For my sixth assignment, I investigated a problem originally posed by Polya. Given an angle ACB, locate a point X on AC and Y on BC so that AX = XY = YB.

There are many ways to solve this problem, and in a week and a half I only came up with two. And even that took some help from my friends. The rest of this write up will explain the two solutions I came up with.

The idea in both is to construct a scale model of the answer I want and then blow it up to the needed size. To start with I choose a random point M on AC. AM will represent AX in the final solution. I also need to locate a point N, which will become Y in the final solution. Since we want MN = AM, I will make a circle centered at M with radius AM. We know N will be somewhere on that circle. I also need to find a point O, which will correspond to B in the final solution. O should lie on AB in order for my scale model to be similar to my final model. Hence I will draw in AB. From there the two methods diverge.

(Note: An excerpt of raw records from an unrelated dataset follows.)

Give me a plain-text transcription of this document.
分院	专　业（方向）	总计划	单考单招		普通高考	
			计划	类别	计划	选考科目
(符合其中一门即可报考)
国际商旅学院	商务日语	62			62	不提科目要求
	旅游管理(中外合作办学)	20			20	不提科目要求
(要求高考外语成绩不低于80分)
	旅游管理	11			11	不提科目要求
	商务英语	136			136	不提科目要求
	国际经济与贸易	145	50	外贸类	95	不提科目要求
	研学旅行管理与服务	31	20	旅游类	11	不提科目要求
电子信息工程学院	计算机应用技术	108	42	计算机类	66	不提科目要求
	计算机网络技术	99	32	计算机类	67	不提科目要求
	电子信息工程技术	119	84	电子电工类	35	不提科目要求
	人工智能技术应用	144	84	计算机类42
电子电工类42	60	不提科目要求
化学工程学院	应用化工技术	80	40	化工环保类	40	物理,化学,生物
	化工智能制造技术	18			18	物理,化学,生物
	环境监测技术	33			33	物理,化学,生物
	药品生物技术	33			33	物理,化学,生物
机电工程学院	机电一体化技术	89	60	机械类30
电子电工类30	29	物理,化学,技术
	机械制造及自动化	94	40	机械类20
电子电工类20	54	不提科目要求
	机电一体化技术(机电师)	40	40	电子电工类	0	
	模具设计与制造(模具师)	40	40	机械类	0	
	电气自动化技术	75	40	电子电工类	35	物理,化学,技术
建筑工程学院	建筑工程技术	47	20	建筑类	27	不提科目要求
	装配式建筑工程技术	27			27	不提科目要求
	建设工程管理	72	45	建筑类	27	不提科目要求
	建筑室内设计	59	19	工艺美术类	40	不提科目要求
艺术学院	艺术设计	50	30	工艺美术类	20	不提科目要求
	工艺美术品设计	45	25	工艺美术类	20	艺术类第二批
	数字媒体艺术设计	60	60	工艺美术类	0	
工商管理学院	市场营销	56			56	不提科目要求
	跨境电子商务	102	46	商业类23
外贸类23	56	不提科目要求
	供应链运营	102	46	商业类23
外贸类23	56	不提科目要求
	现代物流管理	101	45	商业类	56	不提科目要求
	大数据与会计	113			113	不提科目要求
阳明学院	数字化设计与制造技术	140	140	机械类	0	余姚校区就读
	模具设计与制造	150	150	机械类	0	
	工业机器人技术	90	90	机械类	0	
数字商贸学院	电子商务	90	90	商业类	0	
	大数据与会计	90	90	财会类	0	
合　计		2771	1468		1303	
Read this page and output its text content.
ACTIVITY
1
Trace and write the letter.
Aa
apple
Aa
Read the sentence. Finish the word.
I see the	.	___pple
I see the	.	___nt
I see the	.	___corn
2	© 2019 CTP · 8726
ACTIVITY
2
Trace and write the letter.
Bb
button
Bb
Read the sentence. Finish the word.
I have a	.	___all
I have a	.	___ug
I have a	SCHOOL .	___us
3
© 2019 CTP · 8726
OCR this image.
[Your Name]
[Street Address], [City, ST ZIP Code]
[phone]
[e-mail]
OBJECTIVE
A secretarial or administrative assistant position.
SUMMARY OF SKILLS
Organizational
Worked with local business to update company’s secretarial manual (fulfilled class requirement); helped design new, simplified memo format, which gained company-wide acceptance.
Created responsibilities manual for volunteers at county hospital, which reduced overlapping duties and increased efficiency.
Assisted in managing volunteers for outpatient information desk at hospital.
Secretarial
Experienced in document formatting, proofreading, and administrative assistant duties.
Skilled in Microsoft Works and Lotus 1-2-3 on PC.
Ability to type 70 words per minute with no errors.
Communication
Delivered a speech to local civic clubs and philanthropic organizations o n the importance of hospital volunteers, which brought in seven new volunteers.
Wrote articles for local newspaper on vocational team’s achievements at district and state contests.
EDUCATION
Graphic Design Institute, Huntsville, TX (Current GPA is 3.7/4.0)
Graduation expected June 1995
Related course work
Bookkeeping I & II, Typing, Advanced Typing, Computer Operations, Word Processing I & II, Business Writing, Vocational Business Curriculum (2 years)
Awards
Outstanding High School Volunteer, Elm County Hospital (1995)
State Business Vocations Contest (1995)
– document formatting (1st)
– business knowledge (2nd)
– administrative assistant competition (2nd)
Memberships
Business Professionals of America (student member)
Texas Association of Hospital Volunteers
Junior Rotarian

## Method 1: The Rhombus method

If we imagine already having NO drawn in, we can see that MN and NO would form two sides of a rhombus, whose fourth vertex would be the point between A and B where the circle hits. So next we construct the needed rhombus. You can do this by making a circle centered at the intersection between circle M and AB and with radius of length AM. The point of intersection of AB and the new circle that is closest to B will be O. Then construct a parallel line to BC that passes through O. This line will intersect circle M at N.

Now skip down to the Common End to finish up.

## Method 2: The Parallel method

In this method we note NO will be the same length as AM, parallel to BC and N will lie on circle M. So we will measure off a segment with length AM on BC, starting from B, and then make a parallel line to AB which passes through the other endpoint of our new segment.

The point of intersection between this new line and circle M is N. Complete the scale model by constructing a parallel line to BC through N. This line will intersect AB at O.

Common End:

To enlarge our miniature solution, we will dilate from point A. We know Y will be on BC, so just find the point where ray AY intersects BC. In order to find X, we can use a circle centered at A with radius YB. This circle will intersect AC at X. And we are done!